Fil d'Ariane
L'ANC au pouvoir en Afrique du Sud se dirige-t-elle vers un revers historique aux élections législatives ? Les résultats partiels aux deux tiers du dépouillement ce 31 mai laissent clairement présager que le parti perdra sa majorité absolue au Parlement.
Le ministre de la Police, Bheki Cele, s'adresse aux médias au Centre de collecte des résultats, à Midrand, Johannesbourg, ce 31 mai 2024.
En début d'après-midi, ce 31 mai, le Congrès national africain (ANC) recueillait moins de 42% des voix, selon la commission électorale (IEC), restant sous la barre cruciale des 50% avec 66% des votes comptabilisés. Le parti avait remporté 57% des suffrages exprimés aux dernières législatives, en 2019.
Voir Afrique du Sud : l'ANC en mauvais posture selon des résultats partiels
Le premier parti d'opposition (Alliance démocratique, DA, centre libéral) cumule pour l'instant 22,6% des voix. Le tout récent parti populiste Umkhonto We Sizwe (MK) du sulfureux ex-président Jacob Zuma, fait une percée à 12%, tandis que les radicaux de gauche des Combattants pour la liberté économique (EFF) stagnent à 9,5%.
La participation s'établit actuellement à 58,5%, en baisse par rapport aux 66% enregistrés au précédent scrutin. Les résultats définitifs ne sont pas attendus avant samedi au plus tôt.
À l'issue du scrutin, 400 députés seront élus. Ce sont eux qui désigneront le prochain président. Depuis le début du dépouillement le 29 mai au soir, à la fermeture des bureaux de vote, les résultats partiels ont reflété les prévisions des experts et des enquêtes d'opinion des dernières semaines. Ces dernières accordaient entre 40% et 47% des intentions de vote à l'ANC.

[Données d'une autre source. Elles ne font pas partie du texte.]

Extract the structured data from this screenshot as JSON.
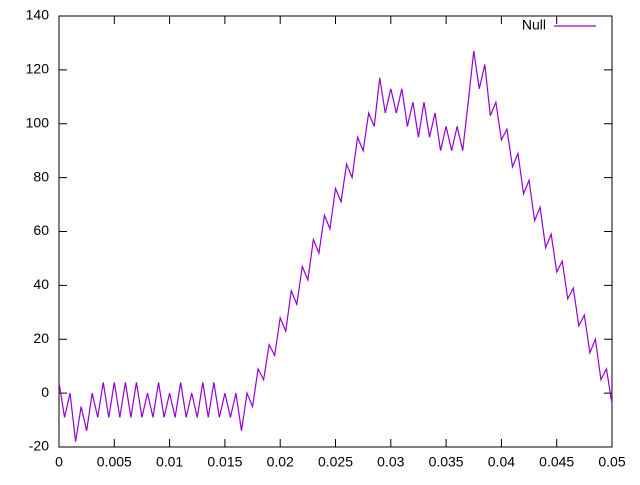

La désillusion des 62 millions de Sud-Africains, nourrie par un chômage endémique, une pauvreté croissante et une criminalité record, semble avoir vaincu la loyauté tenace envers le parti qui a libéré le pays du régime de ségrégation raciale.
Pour nombre d'électeurs, le parti qui a longtemps incarné le rêve d'une nation ayant accès à l'éducation, au logement et aux services de base, n'a pas tenu ses promesses.
Le quotidien est empoisonné par des coupures récurrentes d'eau et d'électricité. Et les scandales de corruption à répétition impliquant de hauts dignitaires du parti ont abîmé la confiance.
Le parti historique, qui détient actuellement 230 sièges de députés (57,5%), devrait toutefois rester la plus grande formation politique à l'Assemblée nationale. Affaibli, il devra se résoudre à former des alliances et tenir des négociations sur la composition d'un gouvernement de coalition.
Experts et observateurs ont encore du mal à prédire quelle pourrait être la formule.
L'ANC devra choisir entre faire des concessions avec les exigences libérales de la DA, qui a promis de "Sauver l'Afrique du Sud" à coup de privatisations et dérégulations. Ou s'il se risque à un rapprochement avec l'EFF et ses revendications incendiaires comme la redistribution des terres aux noirs et la nationalisation de secteurs économiques clefs.
Le parti devra aussi déterminer s'il est prêt à passer un pacte avec le MK, dirigé par l'ancien pilier de l'ANC Jacob Zuma. Mais le fossé entre le président Cyril Ramaphosa et Jacob Zuma, ennemis politiques de longue date, sera difficile à combler, anticipent les spécialistes.
Lire Afrique du Sud : l'ex-président Jacob Zuma déclaré inéligible
Le MK, qui tire son nom de l'ancien bras armé de l'ANC pendant la lutte contre le régime blanc, est en passe de mettre la main sur la province zouloue (Est), fief traditionnel du parti au pouvoir et province essentielle rassemblant plus de 20% de l'électorat. Il y est en tête avec plus de 44% des voix contre moins de 19% pour l'ANC.
Le parti semble avoir tiré profit du fervent soutien populaire dont jouit encore Jacob Zuma, 82 ans, ex-président (2009-2018) lui-même originaire du pays zoulou, malgré son exclusion du scrutin pour cause d'inéligibilité.
Une victoire franche du petit parti dans la région porterait quoiqu'il en soit un autre coup à Ramaphosa, 71 ans, qui compte sur un second mandat, mais dont le maintien pourrait être compromis en cas de résultats désastreux de son parti.